Erroneous stats output (ceph df) after increasing PG number

kostikas@xxxxxxxx (Konstantinos Tompoulidis) · Mon, 4 Aug 2014 20:00:48 +0000 (UTC)

Sage Weil <sweil at ...> writes:

> 
> On Mon, 4 Aug 2014, Konstantinos Tompoulidis wrote:
> > Hi all,
> > 
> > We recently added many OSDs to our production cluster.
> > This brought us to a point where the number of PGs we had assigned to our 
> > main (heavily used) pool was well below the recommended value.
> > 
> > We increased the PG number (incrementally to avoid huge degradation ratios) 
> > to the recommended optimal value.
> > 
> > Once the procedure ended we noticed that the output of "ceph df" ( POOLS: ) 
> > does not represent the actual state.
> 
> How did it mismatch reality?

At the moment the output/displayed_size of the main pool is 2.3 times the actual
size.

> 
> > Has anyone noticed this before and if so is there a fix?
> 
> There is some ambiguity in the stats after PG split that gets cleaned up 
> on the next scrub.  I wouldn't expect it to be noticeable, though ...
> 
> sage
> 

Unfortunately it is quite noticeable.
...
Our setup* serves a high IO and low latency cloud infrastructure (the disks of
the VMs are block devices on the hypervisor.
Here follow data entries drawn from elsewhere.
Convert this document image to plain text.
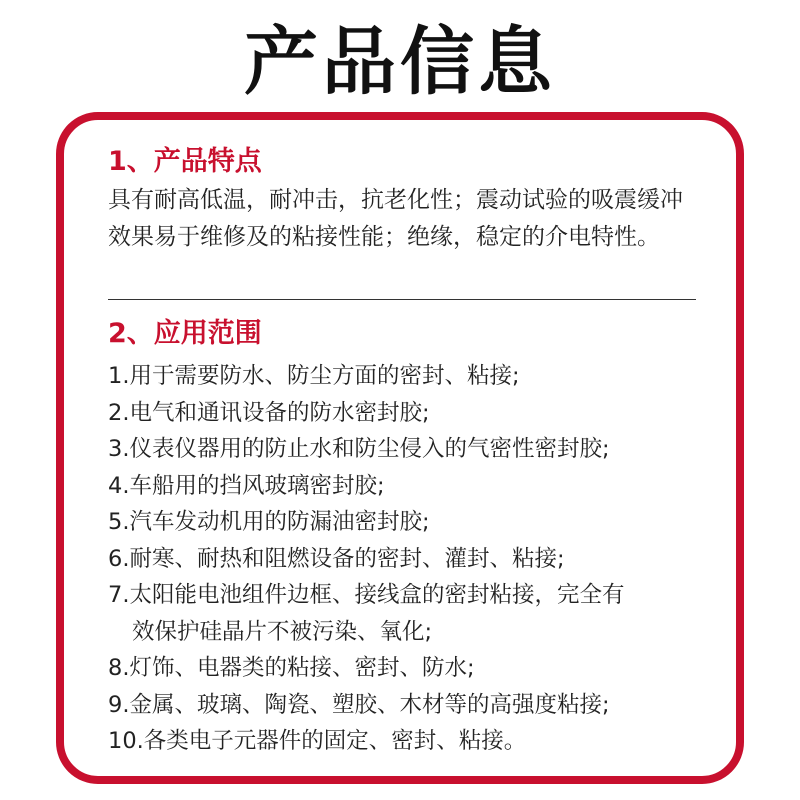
产品信息
1、产品特点

具有耐高低温，耐冲击，抗老化性；震动试验的吸震缓冲效果易于维修及的粘接性能；绝缘，稳定的介电特性。

2、应用范围
1.用于需要防水、防尘方面的密封、粘接;
2.电气和通讯设备的防水密封胶;
3.仪表仪器用的防止水和防尘侵入的气密性密封胶;
4.车船用的挡风玻璃密封胶;
5.汽车发动机用的防漏油密封胶;
6.耐寒、耐热和阻燃设备的密封、灌封、粘接;
7.太阳能电池组件边框、接线盒的密封粘接，完全有
效保护硅晶片不被污染、氧化;
8.灯饰、电器类的粘接、密封、防水;
9.金属、玻璃、陶瓷、塑胶、木材等的高强度粘接;
10.各类电子元器件的固定、密封、粘接。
The block devices are exposed
to the OS by an open source in-house implementation which relies on
librados). Due to the added load that scrub and deep scrub impose to the
cluster, we decided to disable these operations. Re-enabling them has a huge
negative impact on the performance of the infrastructure.

Is scrubbing absolutely necessary?
If yes, is there a way to mitigate it's impact on the performance?